Two surveys have shown that fund managers may only be talking the talk on diversity, but as fund selectors get serious on the issue, they may have to act fast.


  • Surveys by Willis Towers Watson and Redington have shown fund management group’s are making slow progress on diversity
  • WTW has threatened to remove companies that fail to meet diversity targets from its influential preferred list
  • Analysing diversity would seem an ‘easy win’ for fund management groups

Two surveys this week called into question the asset management industry’s commitment to diversity. Willis Towers Watson (WTW) research showed that the sector was making ‘disappointingly slow’ progress on changing its recruitment mix, while pensions consultancy Redington showed just 47% of fund managers evaluated gender diversity when researching potential investments.

While fund managers can reasonably argue that evaluating environmental or social impact is in its infancy, it can hardly make the same claim for governance. Data on board diversity has been widely available for some time - Egon Zehnder’s Global Board Diversity Tracker, for example, has been running for 14 years.  

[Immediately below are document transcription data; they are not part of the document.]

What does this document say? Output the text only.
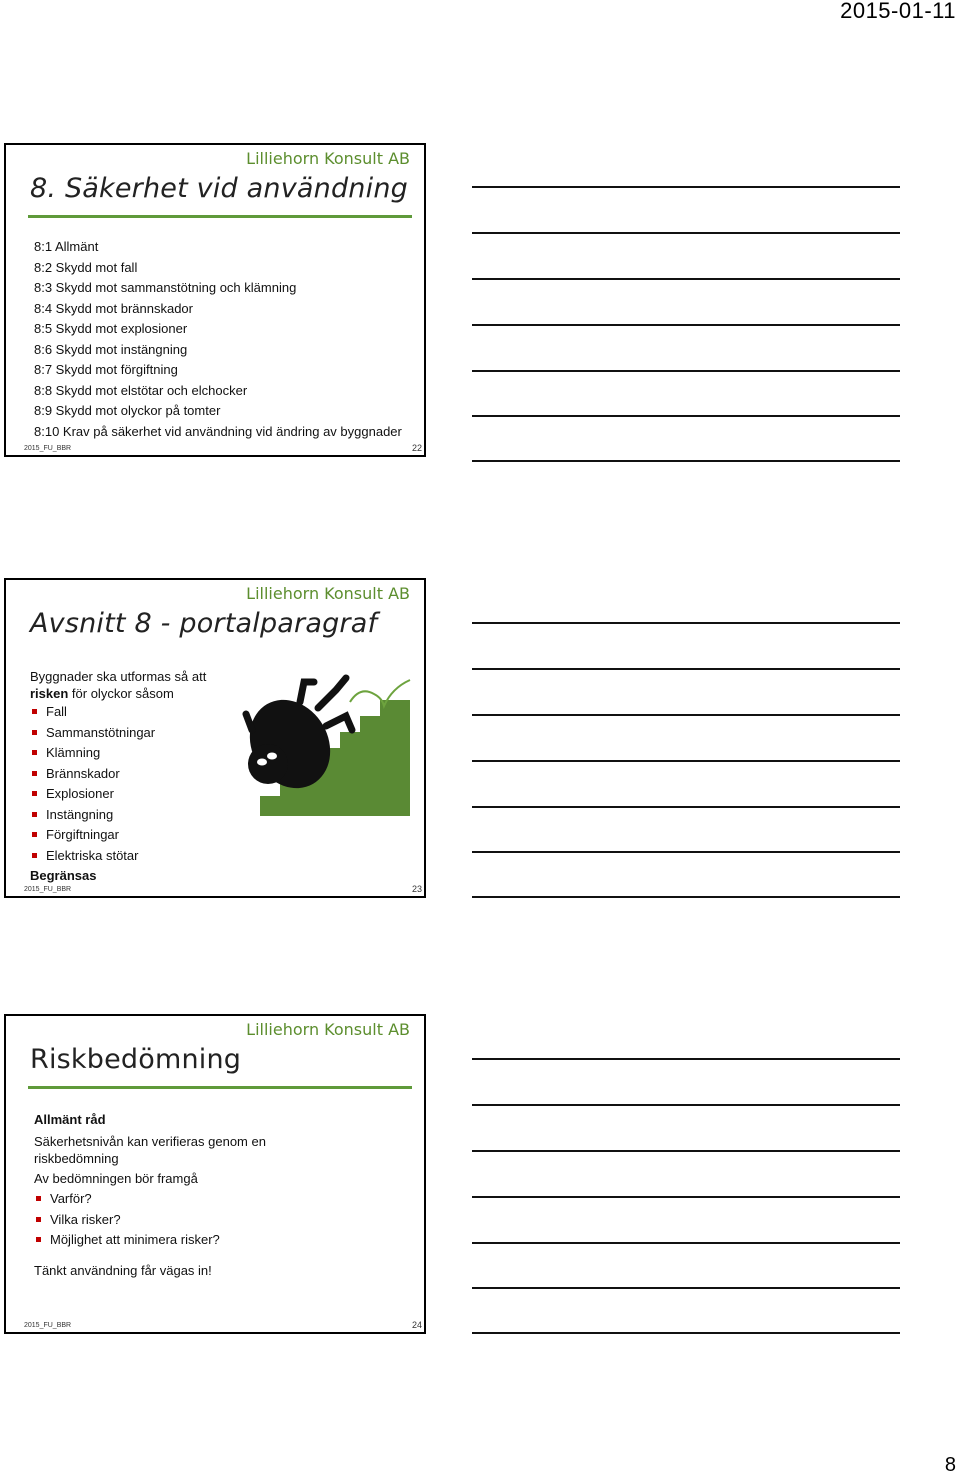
2015-01-11
Lilliehorn Konsult AB
8. Säkerhet vid användning
8:1 Allmänt
8:2 Skydd mot fall
8:3 Skydd mot sammanstötning och klämning
8:4 Skydd mot brännskador
8:5 Skydd mot explosioner
8:6 Skydd mot instängning
8:7 Skydd mot förgiftning
8:8 Skydd mot elstötar och elchocker
8:9 Skydd mot olyckor på tomter
8:10 Krav på säkerhet vid användning vid ändring av byggnader
2015_FU_BBR	22
Lilliehorn Konsult AB
Avsnitt 8 - portalparagraf
Byggnader ska utformas så att
risken för olyckor såsom
Fall
Sammanstötningar
Klämning
Brännskador
Explosioner
Instängning
Förgiftningar
Elektriska stötar
Begränsas
2015_FU_BBR	23
Lilliehorn Konsult AB
Riskbedömning
Allmänt råd
Säkerhetsnivån kan verifieras genom en
riskbedömning
Av bedömningen bör framgå
Varför?
Vilka risker?
Möjlighet att minimera risker?
Tänkt användning får vägas in!
2015_FU_BBR	24
8
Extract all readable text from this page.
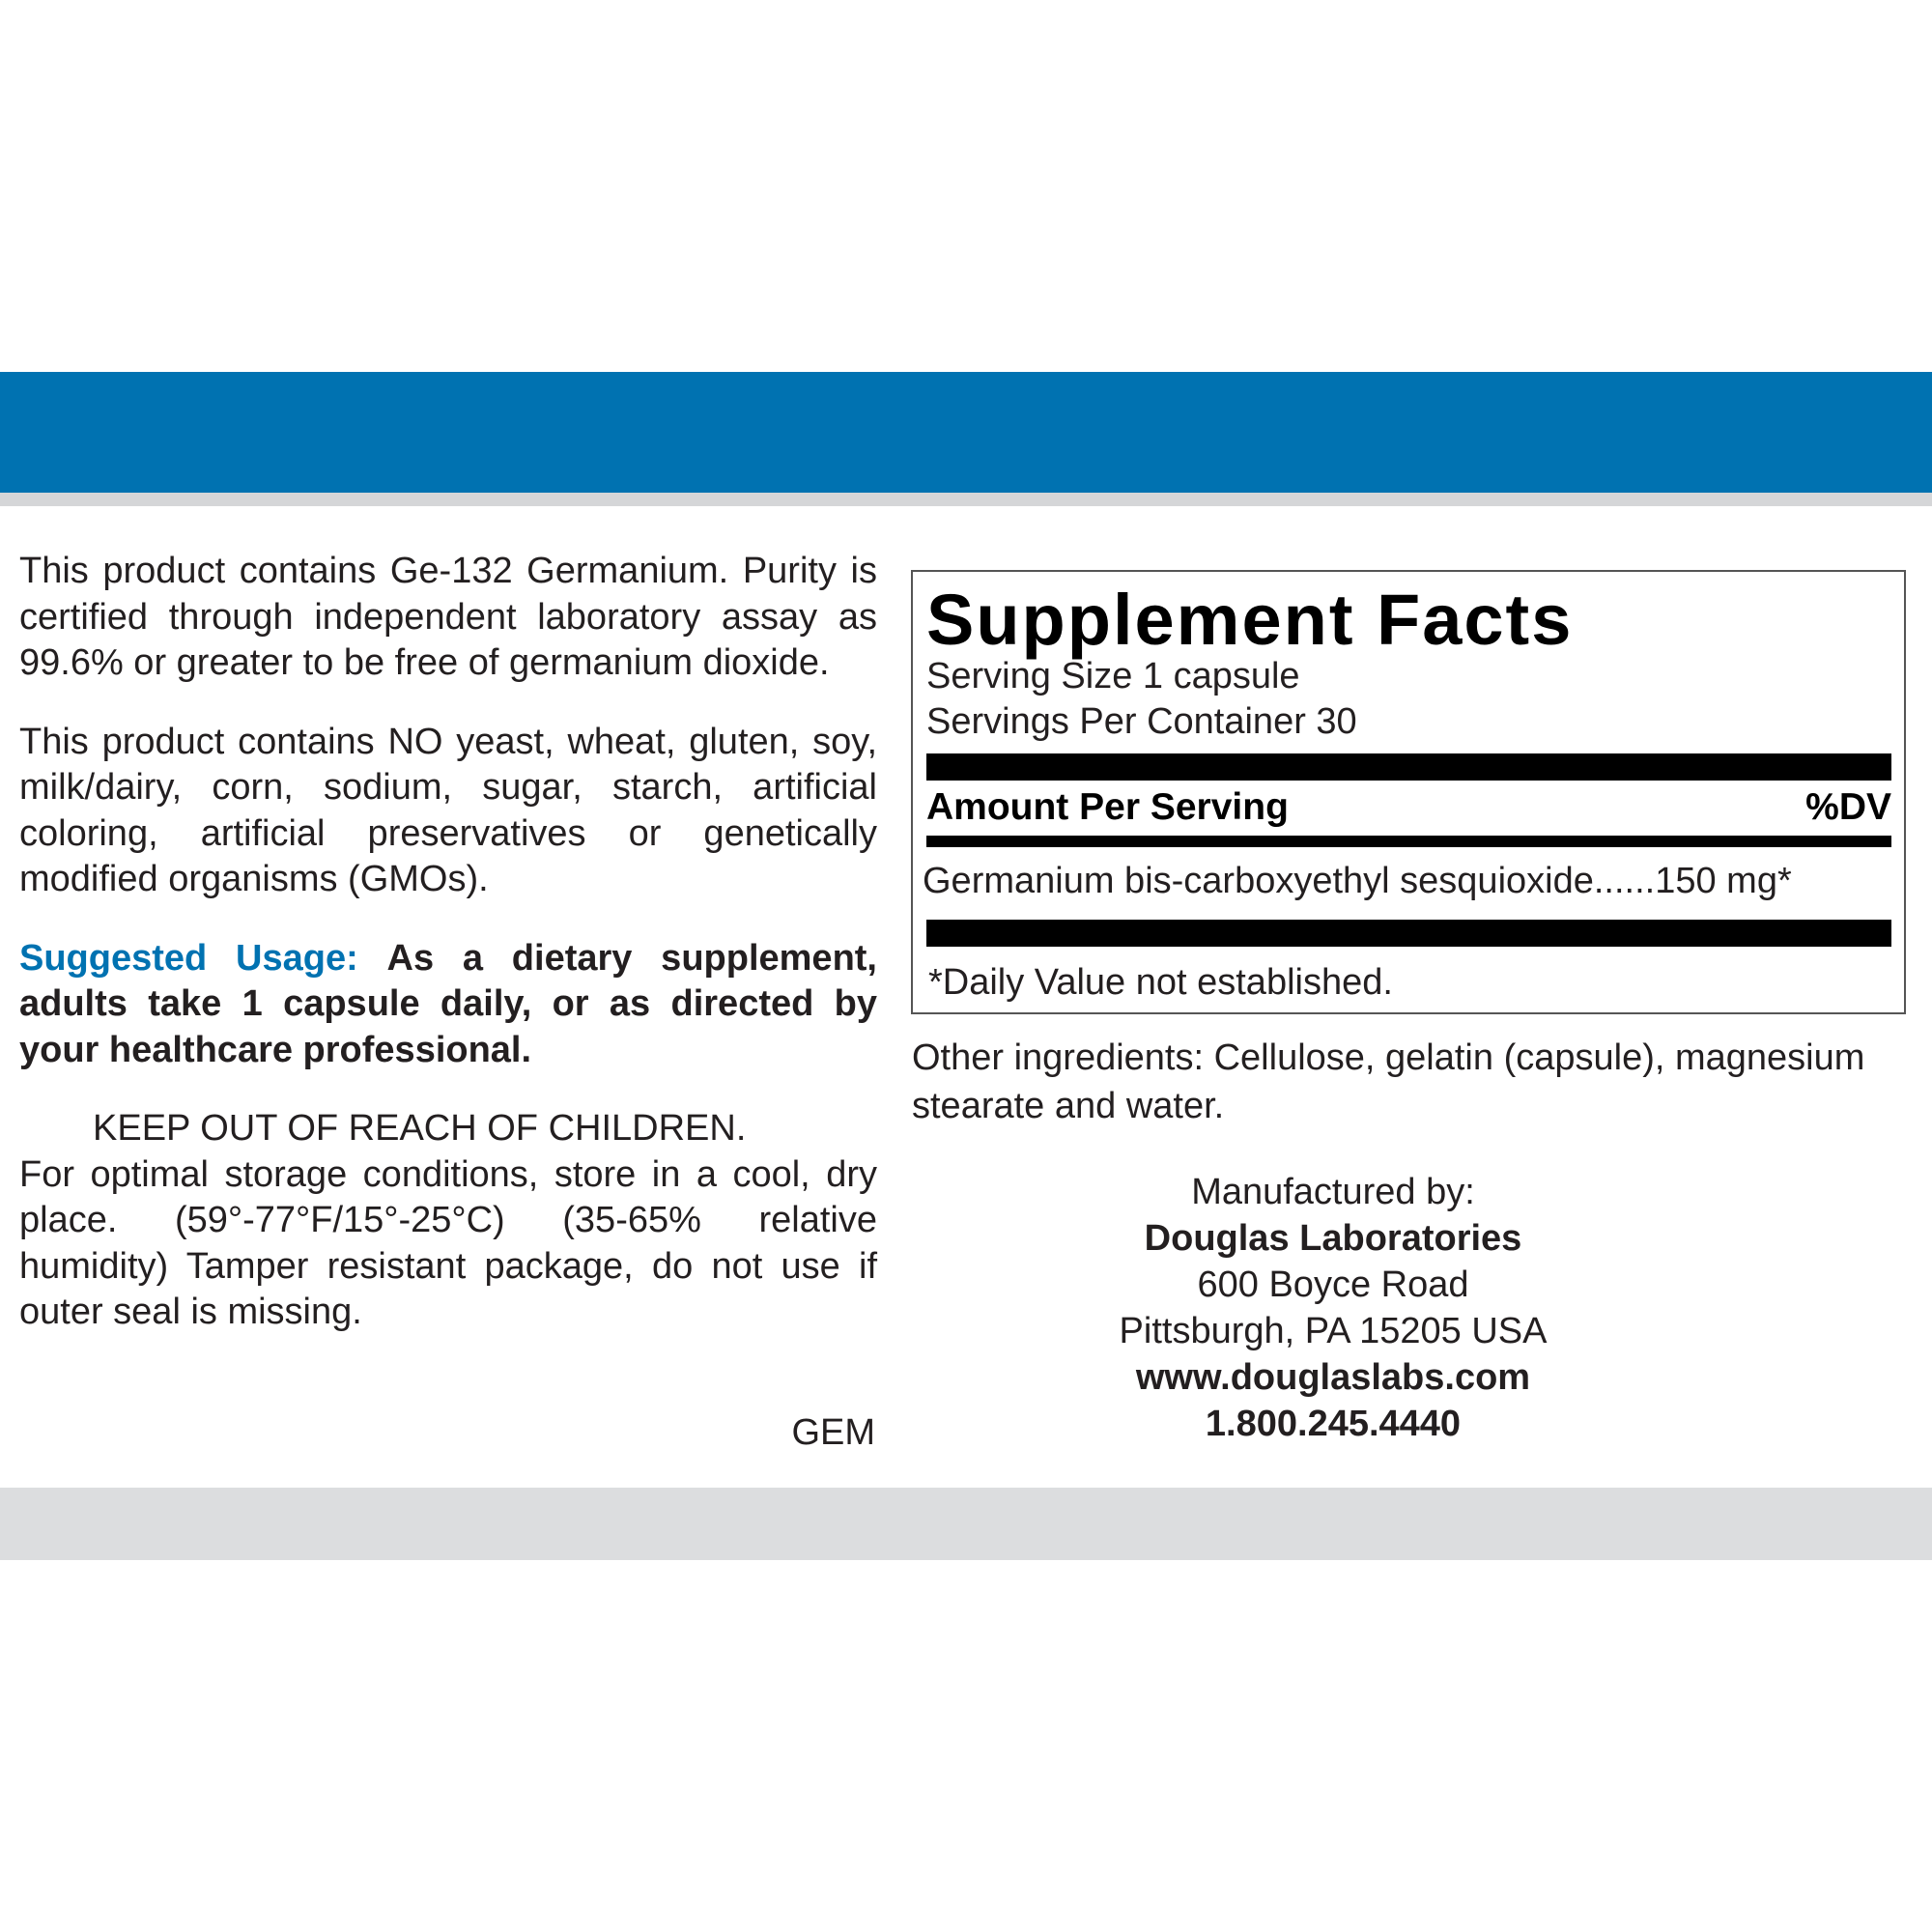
This product contains Ge-132 Germanium. Purity is certified through independent laboratory assay as 99.6% or greater to be free of germanium dioxide.

This product contains NO yeast, wheat, gluten, soy, milk/dairy, corn, sodium, sugar, starch, artificial coloring, artificial preservatives or genetically modified organisms (GMOs).

Suggested Usage: As a dietary supplement, adults take 1 capsule daily, or as directed by your healthcare professional.

KEEP OUT OF REACH OF CHILDREN.
For optimal storage conditions, store in a cool, dry place. (59°-77°F/15°-25°C) (35-65% relative humidity) Tamper resistant package, do not use if outer seal is missing.

GEM
Supplement Facts
Serving Size 1 capsule
Servings Per Container 30
Amount Per Serving	%DV
Germanium bis-carboxyethyl sesquioxide......150 mg*
*Daily Value not established.
Other ingredients: Cellulose, gelatin (capsule), magnesium stearate and water.
Manufactured by:
Douglas Laboratories
600 Boyce Road
Pittsburgh, PA 15205 USA
www.douglaslabs.com
1.800.245.4440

Equally, it has long been clear that board diversity promotes better corporate outcomes. It seems odd, therefore, that fund managers should not be factoring it into their analysis of companies at a time when every basis point of performance is important. Also, if they know it improves the outcome for the companies in which they invest, why do they choose not to do it in their own companies?

To be fair, change takes time and needs to start at the bottom. Many fund management groups have made considerable progress in recent years, even if it has not been industry-wide.

They may be about to receive a pretty significant incentive to act. As part of its research WTW threatened that those who failed to improve diversity within the next 12 months risked being removed from the company’s influential preferred list. The group advisers on $2.6 trillion in assets, so this promises to be a good incentive.

WTW isn’t doing this because it makes them look good, but because they have found a relationship between diversity of teams and investment performance. This makes intuitive sense. If a team has the same qualifications and perspective as the next team, it is harder to glean differentiated insights from, say, a company’s report and accounts or a meeting with its management team.

This would seem to be an easy win for fund management groups. Senior management diversity is not difficult to analyse and, whether cause or effect, appears to go hand in hand with good corporate performance. Those fund managers that are already incorporating it into both their own businesses and their investment decision-making look to have a major head-start.